Biddle, Mark E. (2013-11-18). A Time to Laugh: Humor in the Bible (Kindle Locations 364-367). Smyth & Helwys Publishing, Inc.. Kindle Edition.
Now the servant has to make the proposition about this man’s daughter being the wife of his master’s son. Poor soul indeed, she and her family agree, but then the servant says oh yeah and I would like to leave tomorrow.
Isaac’s wife (soon to be) that he did not ask for and neither of them know each other has arrived. The Isaac goes out of his tent at night to the field to do something (some translators of the text imply bathroom break), and while he is out there Rebekah and the camels show up and upon seeing him doing whatever he was doing in the field and she fell off the camel. The Hebrew text implies that she got off her camel very quickly or fell. Often in Hebrew storytelling actions speak in place of words. Then she has to go and ask the servant who that man is? Probably hoping it not to be Isaac her soon to be husband.
Rebekah was young, beautiful, energetic; Isaac was forty.

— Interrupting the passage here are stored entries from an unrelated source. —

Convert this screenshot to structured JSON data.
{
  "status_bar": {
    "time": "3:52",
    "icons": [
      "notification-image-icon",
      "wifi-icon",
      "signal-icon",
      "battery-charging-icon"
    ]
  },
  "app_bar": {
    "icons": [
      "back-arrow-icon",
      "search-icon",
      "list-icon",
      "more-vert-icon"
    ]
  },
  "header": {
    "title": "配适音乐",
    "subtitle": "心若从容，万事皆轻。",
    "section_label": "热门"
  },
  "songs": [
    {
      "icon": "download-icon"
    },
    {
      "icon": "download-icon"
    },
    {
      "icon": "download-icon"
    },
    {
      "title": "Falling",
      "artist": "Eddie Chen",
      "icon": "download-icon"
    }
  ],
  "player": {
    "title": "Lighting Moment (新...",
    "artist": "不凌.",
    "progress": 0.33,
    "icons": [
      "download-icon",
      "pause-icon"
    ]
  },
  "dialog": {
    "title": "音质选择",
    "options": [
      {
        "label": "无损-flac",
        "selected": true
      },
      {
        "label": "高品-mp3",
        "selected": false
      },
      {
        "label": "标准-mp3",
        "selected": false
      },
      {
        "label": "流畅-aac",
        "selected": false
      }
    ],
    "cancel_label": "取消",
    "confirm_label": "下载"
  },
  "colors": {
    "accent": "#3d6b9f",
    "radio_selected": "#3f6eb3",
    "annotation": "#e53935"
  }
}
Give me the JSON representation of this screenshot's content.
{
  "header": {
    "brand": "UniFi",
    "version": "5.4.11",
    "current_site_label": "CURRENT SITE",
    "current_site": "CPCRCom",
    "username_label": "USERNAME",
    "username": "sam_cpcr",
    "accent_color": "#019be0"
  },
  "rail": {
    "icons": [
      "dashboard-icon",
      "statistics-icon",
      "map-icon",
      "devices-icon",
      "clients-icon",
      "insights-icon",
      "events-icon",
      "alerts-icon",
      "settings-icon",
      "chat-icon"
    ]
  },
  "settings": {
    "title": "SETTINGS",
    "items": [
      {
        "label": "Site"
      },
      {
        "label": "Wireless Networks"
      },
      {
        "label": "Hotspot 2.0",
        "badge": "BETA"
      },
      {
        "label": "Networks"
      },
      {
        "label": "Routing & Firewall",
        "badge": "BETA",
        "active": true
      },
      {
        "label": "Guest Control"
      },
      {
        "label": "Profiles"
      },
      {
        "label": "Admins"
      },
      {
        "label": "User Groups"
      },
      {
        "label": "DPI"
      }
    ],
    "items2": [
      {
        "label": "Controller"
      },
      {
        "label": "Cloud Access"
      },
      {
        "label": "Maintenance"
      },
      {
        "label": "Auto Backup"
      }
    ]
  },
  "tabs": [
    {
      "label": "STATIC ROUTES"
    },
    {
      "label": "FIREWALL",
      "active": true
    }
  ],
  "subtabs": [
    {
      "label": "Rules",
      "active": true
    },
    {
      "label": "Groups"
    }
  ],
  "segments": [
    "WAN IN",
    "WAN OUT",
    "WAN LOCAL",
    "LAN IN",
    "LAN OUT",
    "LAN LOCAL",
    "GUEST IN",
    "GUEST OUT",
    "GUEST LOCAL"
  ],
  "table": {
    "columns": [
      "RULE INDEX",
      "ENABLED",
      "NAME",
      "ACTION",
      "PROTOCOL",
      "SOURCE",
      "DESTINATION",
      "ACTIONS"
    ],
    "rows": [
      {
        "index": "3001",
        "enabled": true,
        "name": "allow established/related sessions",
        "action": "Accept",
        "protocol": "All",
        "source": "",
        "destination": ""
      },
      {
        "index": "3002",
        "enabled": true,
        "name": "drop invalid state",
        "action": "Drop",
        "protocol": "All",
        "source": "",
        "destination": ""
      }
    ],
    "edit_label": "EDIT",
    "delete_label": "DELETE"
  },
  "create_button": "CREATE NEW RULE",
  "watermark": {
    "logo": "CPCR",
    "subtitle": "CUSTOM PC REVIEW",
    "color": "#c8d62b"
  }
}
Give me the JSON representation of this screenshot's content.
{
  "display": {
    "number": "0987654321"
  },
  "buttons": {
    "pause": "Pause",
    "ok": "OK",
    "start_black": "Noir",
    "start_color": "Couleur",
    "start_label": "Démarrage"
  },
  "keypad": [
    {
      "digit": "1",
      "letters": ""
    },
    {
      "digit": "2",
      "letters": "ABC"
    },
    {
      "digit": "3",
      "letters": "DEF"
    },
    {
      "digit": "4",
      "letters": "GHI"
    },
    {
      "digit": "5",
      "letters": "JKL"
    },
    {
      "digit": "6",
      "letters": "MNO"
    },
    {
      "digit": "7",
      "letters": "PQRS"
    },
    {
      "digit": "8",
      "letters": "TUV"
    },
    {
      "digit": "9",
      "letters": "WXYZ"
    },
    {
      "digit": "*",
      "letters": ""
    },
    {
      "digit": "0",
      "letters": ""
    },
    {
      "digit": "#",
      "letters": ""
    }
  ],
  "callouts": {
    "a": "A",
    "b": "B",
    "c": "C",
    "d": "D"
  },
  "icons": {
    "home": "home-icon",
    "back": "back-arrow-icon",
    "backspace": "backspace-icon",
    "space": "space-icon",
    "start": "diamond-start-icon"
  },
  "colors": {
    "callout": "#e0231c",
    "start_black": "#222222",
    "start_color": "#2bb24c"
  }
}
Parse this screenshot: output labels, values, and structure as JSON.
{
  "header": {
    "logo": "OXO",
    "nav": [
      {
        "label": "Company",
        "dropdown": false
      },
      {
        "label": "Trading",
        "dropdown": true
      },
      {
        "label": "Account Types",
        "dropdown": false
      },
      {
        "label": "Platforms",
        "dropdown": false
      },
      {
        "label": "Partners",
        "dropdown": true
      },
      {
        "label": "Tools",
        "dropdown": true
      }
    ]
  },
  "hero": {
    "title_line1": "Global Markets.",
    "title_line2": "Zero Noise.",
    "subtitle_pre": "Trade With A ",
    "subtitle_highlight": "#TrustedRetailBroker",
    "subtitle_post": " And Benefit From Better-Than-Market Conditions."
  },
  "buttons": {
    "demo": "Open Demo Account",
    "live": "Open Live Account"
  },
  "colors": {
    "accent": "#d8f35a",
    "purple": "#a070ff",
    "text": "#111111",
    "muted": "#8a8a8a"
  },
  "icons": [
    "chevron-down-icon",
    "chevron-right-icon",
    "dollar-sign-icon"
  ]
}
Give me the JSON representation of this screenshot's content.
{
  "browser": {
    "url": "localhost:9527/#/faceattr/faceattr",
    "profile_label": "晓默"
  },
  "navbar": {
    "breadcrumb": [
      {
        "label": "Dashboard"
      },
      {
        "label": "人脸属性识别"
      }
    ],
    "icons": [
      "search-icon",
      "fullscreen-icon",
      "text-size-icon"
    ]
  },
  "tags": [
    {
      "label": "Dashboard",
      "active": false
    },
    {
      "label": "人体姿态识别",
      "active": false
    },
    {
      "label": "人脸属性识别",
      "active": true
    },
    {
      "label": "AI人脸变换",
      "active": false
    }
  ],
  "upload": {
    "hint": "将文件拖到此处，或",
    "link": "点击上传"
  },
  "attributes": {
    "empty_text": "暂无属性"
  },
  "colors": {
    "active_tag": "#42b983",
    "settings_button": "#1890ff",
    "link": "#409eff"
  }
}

Was he balding? graying? paunchy? By forty, things start happening to the body; gravity and genes begin to exert their influence. What was Rebekah thinking when, seeing Isaac for the first time, she “fell” off the camel? Was she regretting her hasty decision to return with Abraham’s servant to marry this forty-year-old man? Maybe she replayed the conversation in her mind and realized her mistake.
“And the servant told Isaac all the things that he had done. Then Isaac brought her into his mother Sarah’s tent, and took Rebekah, and she became his wife; and he loved her. So Isaac was comforted after his mother’s death” (Gen 24: 67, NRSV).
Biddle, Mark E. (2013-11-18). A Time to Laugh: Humor in the Bible (Kindle Locations 501-503). Smyth & Helwys Publishing, Inc.. Kindle Edition.
The servant tells Isaac “this is your wife that your dad and I got for you, without you. Isaac brings Rebekah into his dead mother’s tent to marry her and have their honeymoon. This may have been a little strange. We never really know about Rebekah’s feelings but the text said that he loved her and Isaac was comforted after his mother’s death.
We don’t really know why he was not in a particular hurry to get married. He was likely about 40 years old and had a real close relationship with his mother. I can’t blame him after almost become a sacrifice at the hands of his father. There can be no great nation if Isaac doesn’t have children. What a wonderful funny story of how that all came about. Strangely, he only gets married immediately after Sarah’s death. Isaac is only ever known in relationship to others. Abraham’s son, Jacob’s father, or Rebekah’s husband he is not really a main player.